X(旧ツイッター)上で、高市早苗首相の投稿に対する一つの返信が瞬く間に拡散された。表示回数は15万8千回、1300件以上の「いいね」が集まった。ところが、この返信を投稿したアカウントのプロフィルに記載された所在地は、アフリカ西部のナイジェリアだった。ナイジェリアはアフリカ最大の産油国だが、貧富の差が激しいことで知られる。

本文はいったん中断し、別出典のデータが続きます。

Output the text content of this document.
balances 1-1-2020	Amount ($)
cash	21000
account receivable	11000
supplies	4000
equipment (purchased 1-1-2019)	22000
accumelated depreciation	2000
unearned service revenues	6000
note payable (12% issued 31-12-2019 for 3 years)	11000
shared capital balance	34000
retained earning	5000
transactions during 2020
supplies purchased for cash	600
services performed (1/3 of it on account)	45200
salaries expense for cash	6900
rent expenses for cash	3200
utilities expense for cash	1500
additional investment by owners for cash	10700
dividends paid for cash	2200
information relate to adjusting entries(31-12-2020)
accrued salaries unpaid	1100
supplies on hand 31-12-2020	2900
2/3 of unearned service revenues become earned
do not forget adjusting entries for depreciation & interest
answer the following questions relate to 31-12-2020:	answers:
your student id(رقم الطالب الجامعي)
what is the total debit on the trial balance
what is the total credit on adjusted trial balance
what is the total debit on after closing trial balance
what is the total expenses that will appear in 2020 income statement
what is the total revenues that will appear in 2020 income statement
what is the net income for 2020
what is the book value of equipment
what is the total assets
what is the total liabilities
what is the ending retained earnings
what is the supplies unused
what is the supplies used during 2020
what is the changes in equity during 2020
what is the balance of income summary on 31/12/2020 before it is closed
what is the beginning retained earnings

その返信は、2月24日に高市首相が衆院選で当選した自民党議員へのカタログギフト配布について釈明した投稿に対して寄せられた。内容は「一般庶民は終わりの見えない物価高と重税で、毎日が『大変厳しい』サバイバルです。それなのに、特権階級の政治家センセイたちは、身内で高級ギフトを贈り合って慰め合いですか」というものだった。これに対し、賛同するコメントが相次ぎ、「結局は『選挙前だけ国民のための政治』をやるやる詐欺だったって事」といった書き込みも見られた。
このアカウントの過去の投稿を調べると、ふだんは英語を使っていたが、数千万回表示される日本の暴露系アカウントなどの投稿には日本語で返信していた。さらに、生成AI(人工知能)の提案文とみられる日本語も複数残っていた。
こうしたアカウントは、閲覧者数を増やして収益を上げる目的でXに投稿する「インプレゾンビ」と呼ばれる。生成AIを使って投稿文を作成するケースが増えており、ナイジェリアなどの国外から日本語の投稿を大量に送り込む実態が浮かび上がった。
この連載では、SNSのアルゴリズムを活用したビジネスの事例を複数取り上げている。生成AIによって形だけ整えられた価値のない言葉が量産される現実を、多くの人が知るべきだろう。メディアリテラシーやSNSの具体的な使い方について、学校教育での取り組みが一層求められている。